Herkule Pipa had crept into our sitting room with her clothes over his arm, looking terrified when she spotted him.
“I bring s-s-sanitary pantaloons and sh-shirt,” he stammered. “Fresh from machine for sponging of lady's wardrobes. Yes?” He flung them on our sofa and sprinted out the door while Luz shouted after him that she didn't see her underwear.
It was, however, neatly and demurely folded between the shirt and jeans. She went off to put her clothes on, muttering that if they hadn't shown up, she'd have gone to breakfast and to the ship's store in the bathrobe. “What the hell do they sell, anyway? Sailor suits? I'm not wearing some stupid sailor suit with pale purple stripes. They'll just have to keep washing my stuff overnight.”
“Not a morning person?” my mother-in-law murmured, hiding a grin in her coffee cup.
“Her knees probably hurt,” I replied. Waves were slapping against the ship, but not, fortunately, splashing us since we were on an upper deck.
When Luz reappeared with her denim shirt hanging loosely over her jeans, she stuck a flower from the bouquet on the table into her bra. “Got to keep up my Madrid designer image. You going to keep translating for me, Vera?”

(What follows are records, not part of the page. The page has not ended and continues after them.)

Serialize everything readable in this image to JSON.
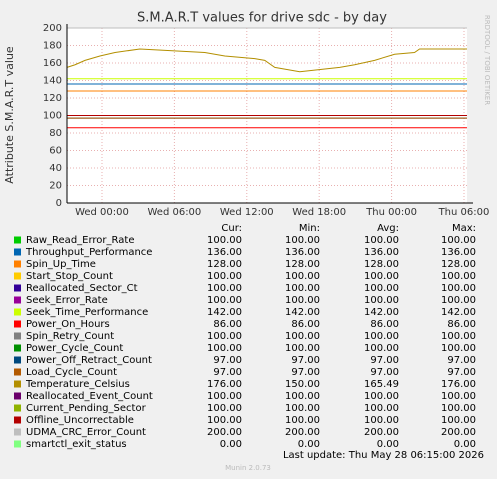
{
  "chart_data": {
    "type": "line",
    "title": "S.M.A.R.T values for drive sdc - by day",
    "y_label": "Attribute S.M.A.R.T value",
    "side_label": "RRDTOOL / TOBI OETIKER",
    "xlim": [
      -2.9,
      30.25
    ],
    "xticks": [
      {
        "value": 0,
        "label": "Wed 00:00"
      },
      {
        "value": 6,
        "label": "Wed 06:00"
      },
      {
        "value": 12,
        "label": "Wed 12:00"
      },
      {
        "value": 18,
        "label": "Wed 18:00"
      },
      {
        "value": 24,
        "label": "Thu 00:00"
      },
      {
        "value": 30,
        "label": "Thu 06:00"
      }
    ],
    "ylim": [
      0,
      200
    ],
    "yticks": [
      0,
      20,
      40,
      60,
      80,
      100,
      120,
      140,
      160,
      180,
      200
    ],
    "grid": true,
    "legend_columns": [
      "Cur:",
      "Min:",
      "Avg:",
      "Max:"
    ],
    "series": [
      {
        "name": "Raw_Read_Error_Rate",
        "color": "#00cc00",
        "x": [
          -2.9,
          30.25
        ],
        "values": [
          100,
          100
        ],
        "stats": [
          "100.00",
          "100.00",
          "100.00",
          "100.00"
        ]
      },
      {
        "name": "Throughput_Performance",
        "color": "#0066b3",
        "x": [
          -2.9,
          30.25
        ],
        "values": [
          136,
          136
        ],
        "stats": [
          "136.00",
          "136.00",
          "136.00",
          "136.00"
        ]
      },
      {
        "name": "Spin_Up_Time",
        "color": "#ff8000",
        "x": [
          -2.9,
          30.25
        ],
        "values": [
          128,
          128
        ],
        "stats": [
          "128.00",
          "128.00",
          "128.00",
          "128.00"
        ]
      },
      {
        "name": "Start_Stop_Count",
        "color": "#ffcc00",
        "x": [
          -2.9,
          30.25
        ],
        "values": [
          100,
          100
        ],
        "stats": [
          "100.00",
          "100.00",
          "100.00",
          "100.00"
        ]
      },
      {
        "name": "Reallocated_Sector_Ct",
        "color": "#330099",
        "x": [
          -2.9,
          30.25
        ],
        "values": [
          100,
          100
        ],
        "stats": [
          "100.00",
          "100.00",
          "100.00",
          "100.00"
        ]
      },
      {
        "name": "Seek_Error_Rate",
        "color": "#990099",
        "x": [
          -2.9,
          30.25
        ],
        "values": [
          100,
          100
        ],
        "stats": [
          "100.00",
          "100.00",
          "100.00",
          "100.00"
        ]
      },
      {
        "name": "Seek_Time_Performance",
        "color": "#ccff00",
        "x": [
          -2.9,
          30.25
        ],
        "values": [
          142,
          142
        ],
        "stats": [
          "142.00",
          "142.00",
          "142.00",
          "142.00"
        ]
      },
      {
        "name": "Power_On_Hours",
        "color": "#ff0000",
        "x": [
          -2.9,
          30.25
        ],
        "values": [
          86,
          86
        ],
        "stats": [
          "86.00",
          "86.00",
          "86.00",
          "86.00"
        ]
      },
      {
        "name": "Spin_Retry_Count",
        "color": "#808080",
        "x": [
          -2.9,
          30.25
        ],
        "values": [
          100,
          100
        ],
        "stats": [
          "100.00",
          "100.00",
          "100.00",
          "100.00"
        ]
      },
      {
        "name": "Power_Cycle_Count",
        "color": "#008f00",
        "x": [
          -2.9,
          30.25
        ],
        "values": [
          100,
          100
        ],
        "stats": [
          "100.00",
          "100.00",
          "100.00",
          "100.00"
        ]
      },
      {
        "name": "Power_Off_Retract_Count",
        "color": "#00487d",
        "x": [
          -2.9,
          30.25
        ],
        "values": [
          97,
          97
        ],
        "stats": [
          "97.00",
          "97.00",
          "97.00",
          "97.00"
        ]
      },
      {
        "name": "Load_Cycle_Count",
        "color": "#b35a00",
        "x": [
          -2.9,
          30.25
        ],
        "values": [
          97,
          97
        ],
        "stats": [
          "97.00",
          "97.00",
          "97.00",
          "97.00"
        ]
      },
      {
        "name": "Temperature_Celsius",
        "color": "#b38f00",
        "x": [
          -2.9,
          -2.23,
          -1.41,
          -0.17,
          1.08,
          3.14,
          8.52,
          10.18,
          12.66,
          13.49,
          14.32,
          16.39,
          19.7,
          20.94,
          22.59,
          24.25,
          25.9,
          26.32,
          30.25
        ],
        "values": [
          155,
          158,
          163,
          168,
          172,
          176,
          172,
          168,
          165,
          163,
          155,
          150,
          155,
          158,
          163,
          170,
          172,
          176,
          176
        ],
        "stats": [
          "176.00",
          "150.00",
          "165.49",
          "176.00"
        ]
      },
      {
        "name": "Reallocated_Event_Count",
        "color": "#6b006b",
        "x": [
          -2.9,
          30.25
        ],
        "values": [
          100,
          100
        ],
        "stats": [
          "100.00",
          "100.00",
          "100.00",
          "100.00"
        ]
      },
      {
        "name": "Current_Pending_Sector",
        "color": "#8fb300",
        "x": [
          -2.9,
          30.25
        ],
        "values": [
          100,
          100
        ],
        "stats": [
          "100.00",
          "100.00",
          "100.00",
          "100.00"
        ]
      },
      {
        "name": "Offline_Uncorrectable",
        "color": "#b30000",
        "x": [
          -2.9,
          30.25
        ],
        "values": [
          100,
          100
        ],
        "stats": [
          "100.00",
          "100.00",
          "100.00",
          "100.00"
        ]
      },
      {
        "name": "UDMA_CRC_Error_Count",
        "color": "#bebebe",
        "x": [
          -2.9,
          30.25
        ],
        "values": [
          200,
          200
        ],
        "stats": [
          "200.00",
          "200.00",
          "200.00",
          "200.00"
        ]
      },
      {
        "name": "smartctl_exit_status",
        "color": "#80ff80",
        "x": [
          -2.9,
          30.25
        ],
        "values": [
          0,
          0
        ],
        "stats": [
          "0.00",
          "0.00",
          "0.00",
          "0.00"
        ]
      }
    ],
    "last_update": "Last update: Thu May 28 06:15:00 2026",
    "footer": "Munin 2.0.73"
  }
}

“I'd be delighted to,” said my mother-in-law cheerfully. Obviously she liked Luz better than she did me. So much for Jason's idea that his mother and I had bonded in San Francisco. All during breakfast, women kept dropping by our table to get the latest fashion news from my sometime friend, the retired lieutenant, who spoke Spanish exclusively while Vera told them that Luz was displaying how a woman could wear the same clothes for all occasions with the impetus of a little imagination. “The male designers hate her,” said my mother-in-law solemnly. “Just another plot of the patriarchy.”